Published 12:01 am Friday, June 3, 2011

EVERETT — It isn’t often that you get a chance to buy a golden shovel, but the auction Thursday at the Port of Everett was anything but usual.

What was sold were the last remnants of a plan for a $400 million development on the city’s waterfront, one that would have eventually included construction of 660 condominiums.

Sold Thursday were items from the only condo ever “built,” a model put together inside a port banquet facility with furniture, accessories, appliances, bathroom fixtures, cabinets and counters.

In the hallway on the way to the condo was a sign declaring: “A new waterfront community comes to life. It’s like the perfect little town. Here, when you need to run to the store, you can actually run to the store.”

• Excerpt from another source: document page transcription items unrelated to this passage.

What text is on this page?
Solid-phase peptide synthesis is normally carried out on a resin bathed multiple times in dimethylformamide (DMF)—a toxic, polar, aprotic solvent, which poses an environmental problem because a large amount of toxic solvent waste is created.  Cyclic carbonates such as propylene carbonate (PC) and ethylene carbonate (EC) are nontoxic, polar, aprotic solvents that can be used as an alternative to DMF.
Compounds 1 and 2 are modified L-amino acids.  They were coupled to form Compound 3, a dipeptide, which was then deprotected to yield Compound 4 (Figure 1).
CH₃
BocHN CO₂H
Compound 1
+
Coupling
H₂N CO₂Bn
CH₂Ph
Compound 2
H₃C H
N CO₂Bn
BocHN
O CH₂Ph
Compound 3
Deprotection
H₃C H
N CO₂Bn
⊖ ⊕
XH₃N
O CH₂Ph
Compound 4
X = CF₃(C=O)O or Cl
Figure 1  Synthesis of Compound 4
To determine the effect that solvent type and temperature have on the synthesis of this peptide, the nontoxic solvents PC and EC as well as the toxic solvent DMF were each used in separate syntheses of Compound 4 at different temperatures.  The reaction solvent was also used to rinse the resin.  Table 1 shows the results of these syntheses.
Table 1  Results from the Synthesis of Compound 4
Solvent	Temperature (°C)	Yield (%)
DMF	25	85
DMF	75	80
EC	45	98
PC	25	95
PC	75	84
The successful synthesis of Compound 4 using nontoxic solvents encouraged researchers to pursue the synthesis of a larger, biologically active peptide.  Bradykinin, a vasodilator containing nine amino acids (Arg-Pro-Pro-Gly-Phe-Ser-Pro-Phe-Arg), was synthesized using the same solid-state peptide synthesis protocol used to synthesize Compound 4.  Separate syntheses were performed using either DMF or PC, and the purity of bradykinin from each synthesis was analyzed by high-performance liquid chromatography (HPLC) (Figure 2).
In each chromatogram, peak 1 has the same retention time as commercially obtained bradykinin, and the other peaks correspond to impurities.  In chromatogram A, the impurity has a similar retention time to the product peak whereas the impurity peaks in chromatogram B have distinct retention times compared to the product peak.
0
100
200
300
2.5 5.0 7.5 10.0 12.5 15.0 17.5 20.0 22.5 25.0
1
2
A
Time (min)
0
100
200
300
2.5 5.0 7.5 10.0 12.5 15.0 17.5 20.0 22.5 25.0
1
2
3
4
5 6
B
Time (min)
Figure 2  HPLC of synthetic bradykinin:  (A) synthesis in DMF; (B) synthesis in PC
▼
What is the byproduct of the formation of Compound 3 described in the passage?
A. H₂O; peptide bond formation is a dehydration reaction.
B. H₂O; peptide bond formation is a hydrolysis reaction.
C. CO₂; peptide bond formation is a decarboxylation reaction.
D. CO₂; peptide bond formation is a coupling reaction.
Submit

The vision was the dream of the port and its business partner Everett Maritime, a subsidiary of Chicago developer Maritime Trust. Everett Maritime went bankrupt earlier this year, and the port is still working on where to go next.

“We were trying to figure out what to do with this stuff and I decided to handle it by auction because I wanted to have a clear, bright line between what had taken place in the past and what was going forward,” Port Director John Mohr said.

He called Thursday a sad day.

“They were good people,” he said of Maritime. “They put a lot of their own money in the project and it boiled down to an auction of all the things they had spent money and imagination putting together.”

The port and Maritime began their project in 2000. It fizzled in 2009 when Maritime filed for bankruptcy protection after it was unable to get financing.

Mohr said that turned out to be fortunate.

“It could have been worse,” he said. “If they had gotten financing it would have been under construction when the housing market collapsed. Timing is everything in these deals.”

Maritime’s Bert Meers was in charge of the Everett project.

He was a well-known developer in the Chicago area and was lauded for development of the historic Market Square in his home of Lake Forest, Ill. Meers died of an apparent heart attack in March about the time Everett Maritime was placed by a judge into involuntary bankruptcy.

Mohr said port commissioners are engaged in what he called a “pretty aggressive planning process to solicit ideas from the community on how to go forward.”

The commission has formed a planning group to develop ideas and will be holding a series of public hearings.

An ad hoc marina district planning group will meet all day on June 10 in the port’s Blue Heron Room.

“They’re taking advice from local experts and looking at how to go forward and revise the plan,” Mohr said. “It should be something that can be done over a period of years because nobody knows just how it will be developed.”

Many of the items auctioned by J.G. Murphy went quickly Thursday.

Among those items were several gold shovels used to toss up some dirt during the May 2007 ground breaking for the project. They went for $125.

That surprised Mohr.

“You’d think we would have saved those for the next ground breaking,” he said.